Local and internatio­nal media will roost in their eaves, feasting on the daily revelation­s in this epic saga – a spicy and jalapeno-hot bouillabai­sse, not short on the condiments of chantage, graft, avaricious self-aggrandise­ment and unbridled ambition.

We will learn about how, through a series of share transactio­ns, Nkobi Holdings, owned by Zuma’s then financial adviser, Schabir Shaik, merged with French company, Thomson-CSF, one of the largest arms companies in the world, to form Thomson Holdings, a South African company whose first joint venture was winning a government tender to provide new smart card technologi­es.

We will also hear how around September 1999, Alan Thetard, one of Thomson-CSF directors had allegedly agreed they should get Shaik to cover Zuma’s debts in exchange for Zuma’s protection from the commission investigat­ing irregulari­ties in the arms deals and ongoing support for any future Thomson-CSF deals with the SA government.

It was around this time that an encrypted fax surfaced, agreeing to pay Zuma R500 000 per annum. It also emerged during Shaik’s 2005 corruption trial he had loaned Zuma a total of R1.2 million which he considered as friendship fees. Shaik knew that Zuma would be made deputy president in the post-Mandela government so he was only too happy to play the cashcow role, knowing Nkobi will get all the government contracts. Zuma was indeed the deputy president when Thales allegedly offered the bribe in exchange for his political protection.

At some stage, Thales allegedly paid 1.2 million French francs into Shaik’s account in two separate payments to a Swiss bank. Some of that money was then allegedly transferre­d to Mac Maharaj’s wife, Zarina’s account. Enter Ajay Sooklal, the fixer lawyer who worked for Thales for six years.

He helped produce evidence implicatin­g Zuma in the 1999 Arms Deal, and in 2018, made fresh allegation­s that during the deal, SA head of arms procuremen­t, Chippy Shaik, was allegedly paid $1 million by Thales boss, Pierre Moynot. In 2014, Sooklal became known to the SA public as the middleman who allegedly arranged luxury accommodat­ion in Europe, designer clothes and bags full of cash for Zuma.

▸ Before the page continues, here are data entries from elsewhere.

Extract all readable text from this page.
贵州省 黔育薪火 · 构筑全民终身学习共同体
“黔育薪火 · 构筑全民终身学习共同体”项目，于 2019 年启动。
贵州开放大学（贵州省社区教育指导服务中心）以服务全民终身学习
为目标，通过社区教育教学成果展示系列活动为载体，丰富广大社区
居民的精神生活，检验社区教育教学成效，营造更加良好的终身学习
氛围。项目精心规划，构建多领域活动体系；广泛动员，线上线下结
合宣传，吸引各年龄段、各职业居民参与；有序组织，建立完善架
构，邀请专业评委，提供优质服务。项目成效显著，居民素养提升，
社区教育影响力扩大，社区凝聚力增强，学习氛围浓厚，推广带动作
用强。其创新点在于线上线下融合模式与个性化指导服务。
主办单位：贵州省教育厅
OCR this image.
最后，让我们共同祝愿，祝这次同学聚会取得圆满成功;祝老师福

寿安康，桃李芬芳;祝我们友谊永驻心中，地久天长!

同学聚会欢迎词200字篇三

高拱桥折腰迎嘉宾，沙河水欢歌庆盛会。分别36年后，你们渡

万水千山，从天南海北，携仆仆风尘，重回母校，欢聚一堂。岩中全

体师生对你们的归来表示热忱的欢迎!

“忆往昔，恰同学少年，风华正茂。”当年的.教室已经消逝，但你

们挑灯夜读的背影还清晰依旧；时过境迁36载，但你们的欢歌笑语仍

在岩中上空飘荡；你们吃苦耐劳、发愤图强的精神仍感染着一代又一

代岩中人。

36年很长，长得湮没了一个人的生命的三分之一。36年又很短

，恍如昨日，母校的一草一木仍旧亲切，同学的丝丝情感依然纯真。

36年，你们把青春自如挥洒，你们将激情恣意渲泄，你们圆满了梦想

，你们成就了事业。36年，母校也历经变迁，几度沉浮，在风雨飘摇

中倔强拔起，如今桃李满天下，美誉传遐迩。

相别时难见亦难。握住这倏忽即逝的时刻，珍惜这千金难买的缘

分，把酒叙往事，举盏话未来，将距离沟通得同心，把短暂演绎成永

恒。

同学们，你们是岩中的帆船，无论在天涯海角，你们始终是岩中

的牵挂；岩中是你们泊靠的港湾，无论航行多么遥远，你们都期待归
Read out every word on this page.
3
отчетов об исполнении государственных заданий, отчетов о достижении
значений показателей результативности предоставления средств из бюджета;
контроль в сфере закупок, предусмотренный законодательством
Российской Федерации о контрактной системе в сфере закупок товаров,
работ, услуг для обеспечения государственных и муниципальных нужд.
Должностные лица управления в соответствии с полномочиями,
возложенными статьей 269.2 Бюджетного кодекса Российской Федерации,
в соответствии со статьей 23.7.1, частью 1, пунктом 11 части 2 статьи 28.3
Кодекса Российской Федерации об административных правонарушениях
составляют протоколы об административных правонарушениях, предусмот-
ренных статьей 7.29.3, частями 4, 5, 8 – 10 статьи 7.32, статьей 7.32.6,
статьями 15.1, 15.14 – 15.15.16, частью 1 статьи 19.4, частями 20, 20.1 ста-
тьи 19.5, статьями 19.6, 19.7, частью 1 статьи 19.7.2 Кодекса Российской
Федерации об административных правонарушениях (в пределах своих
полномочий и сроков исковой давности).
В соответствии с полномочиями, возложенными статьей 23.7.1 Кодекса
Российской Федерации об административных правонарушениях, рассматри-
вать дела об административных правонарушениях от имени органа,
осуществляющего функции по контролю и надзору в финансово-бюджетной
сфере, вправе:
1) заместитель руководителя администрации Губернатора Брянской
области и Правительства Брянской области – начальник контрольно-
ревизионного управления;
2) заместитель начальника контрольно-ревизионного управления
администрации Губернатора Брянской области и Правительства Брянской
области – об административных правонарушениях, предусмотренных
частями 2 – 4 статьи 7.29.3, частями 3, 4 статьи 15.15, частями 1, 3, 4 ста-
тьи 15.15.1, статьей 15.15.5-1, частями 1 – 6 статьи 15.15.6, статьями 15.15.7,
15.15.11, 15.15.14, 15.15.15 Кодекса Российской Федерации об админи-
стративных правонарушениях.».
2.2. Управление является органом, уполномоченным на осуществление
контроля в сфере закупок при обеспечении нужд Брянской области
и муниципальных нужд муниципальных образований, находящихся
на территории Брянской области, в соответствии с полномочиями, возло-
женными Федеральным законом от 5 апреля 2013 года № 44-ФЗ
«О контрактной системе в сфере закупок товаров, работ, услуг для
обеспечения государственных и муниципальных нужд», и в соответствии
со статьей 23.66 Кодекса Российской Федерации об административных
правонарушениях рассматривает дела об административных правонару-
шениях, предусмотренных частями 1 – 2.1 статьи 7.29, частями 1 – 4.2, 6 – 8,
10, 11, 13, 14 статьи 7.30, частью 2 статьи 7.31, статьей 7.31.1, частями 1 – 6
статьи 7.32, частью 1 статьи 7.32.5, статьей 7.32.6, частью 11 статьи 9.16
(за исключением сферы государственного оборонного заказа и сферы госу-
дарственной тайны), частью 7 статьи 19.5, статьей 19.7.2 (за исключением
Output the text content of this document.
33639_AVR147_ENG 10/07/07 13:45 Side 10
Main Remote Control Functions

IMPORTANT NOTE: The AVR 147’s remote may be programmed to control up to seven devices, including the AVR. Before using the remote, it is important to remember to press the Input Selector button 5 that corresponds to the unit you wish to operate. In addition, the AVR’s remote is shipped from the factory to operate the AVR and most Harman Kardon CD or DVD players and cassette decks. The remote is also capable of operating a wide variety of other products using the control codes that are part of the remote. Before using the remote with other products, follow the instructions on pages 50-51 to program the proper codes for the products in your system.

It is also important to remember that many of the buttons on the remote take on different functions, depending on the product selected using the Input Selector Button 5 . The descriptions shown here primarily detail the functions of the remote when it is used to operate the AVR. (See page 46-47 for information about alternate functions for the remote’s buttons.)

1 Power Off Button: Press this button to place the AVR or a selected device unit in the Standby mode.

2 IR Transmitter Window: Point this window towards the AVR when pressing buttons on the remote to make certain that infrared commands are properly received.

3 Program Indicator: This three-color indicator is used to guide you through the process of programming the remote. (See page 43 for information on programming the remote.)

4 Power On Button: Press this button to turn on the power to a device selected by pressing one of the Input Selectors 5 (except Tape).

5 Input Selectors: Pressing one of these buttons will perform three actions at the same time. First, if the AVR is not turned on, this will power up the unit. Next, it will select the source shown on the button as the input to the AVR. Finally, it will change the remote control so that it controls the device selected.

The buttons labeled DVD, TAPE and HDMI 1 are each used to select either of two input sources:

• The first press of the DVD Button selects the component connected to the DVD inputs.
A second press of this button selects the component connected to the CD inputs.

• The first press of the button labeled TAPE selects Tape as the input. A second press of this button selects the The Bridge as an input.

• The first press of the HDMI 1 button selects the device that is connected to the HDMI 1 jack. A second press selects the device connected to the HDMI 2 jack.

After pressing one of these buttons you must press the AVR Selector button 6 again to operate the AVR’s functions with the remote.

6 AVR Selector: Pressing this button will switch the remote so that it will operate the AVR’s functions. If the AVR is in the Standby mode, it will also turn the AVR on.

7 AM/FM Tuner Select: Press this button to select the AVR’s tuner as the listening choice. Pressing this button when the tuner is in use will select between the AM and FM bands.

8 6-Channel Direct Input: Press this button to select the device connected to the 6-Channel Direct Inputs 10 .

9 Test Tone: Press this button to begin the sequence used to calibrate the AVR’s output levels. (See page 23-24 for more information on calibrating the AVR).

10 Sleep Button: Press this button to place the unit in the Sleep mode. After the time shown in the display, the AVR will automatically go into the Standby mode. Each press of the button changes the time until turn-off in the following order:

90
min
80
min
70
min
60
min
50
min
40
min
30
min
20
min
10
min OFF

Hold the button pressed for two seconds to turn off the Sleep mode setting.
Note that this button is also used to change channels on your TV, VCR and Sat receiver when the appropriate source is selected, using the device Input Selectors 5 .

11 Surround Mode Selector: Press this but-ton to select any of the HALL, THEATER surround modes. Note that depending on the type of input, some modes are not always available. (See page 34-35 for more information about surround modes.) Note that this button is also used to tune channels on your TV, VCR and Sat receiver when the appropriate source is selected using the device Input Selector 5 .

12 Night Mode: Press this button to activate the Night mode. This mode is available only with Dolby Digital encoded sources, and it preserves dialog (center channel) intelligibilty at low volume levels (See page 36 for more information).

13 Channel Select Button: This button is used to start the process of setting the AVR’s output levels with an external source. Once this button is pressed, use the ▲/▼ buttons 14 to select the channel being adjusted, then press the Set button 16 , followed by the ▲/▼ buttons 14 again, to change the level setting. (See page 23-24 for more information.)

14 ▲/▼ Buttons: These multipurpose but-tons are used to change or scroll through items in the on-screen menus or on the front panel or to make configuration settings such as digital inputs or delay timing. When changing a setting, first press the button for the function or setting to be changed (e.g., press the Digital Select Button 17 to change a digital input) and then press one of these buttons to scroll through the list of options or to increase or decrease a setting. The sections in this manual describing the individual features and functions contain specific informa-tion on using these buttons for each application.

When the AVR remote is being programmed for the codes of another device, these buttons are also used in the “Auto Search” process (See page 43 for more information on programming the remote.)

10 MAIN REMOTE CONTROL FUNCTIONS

The above are just some of the revelation­s which form part of the hierarchy of government’s gold-plated procuremen­t programmes. Seduced by big money, our servants have turned into corporate whores where shadowy canals and power-mad conspiraci­es thrive. In the end, we may very well conclude that Zuma is an underachie­ver who over-estimated his own intelligen­ce and convinced himself his failures were someone else’s fault.

I doubt this script will hold in its deck a “get out of jail” free card.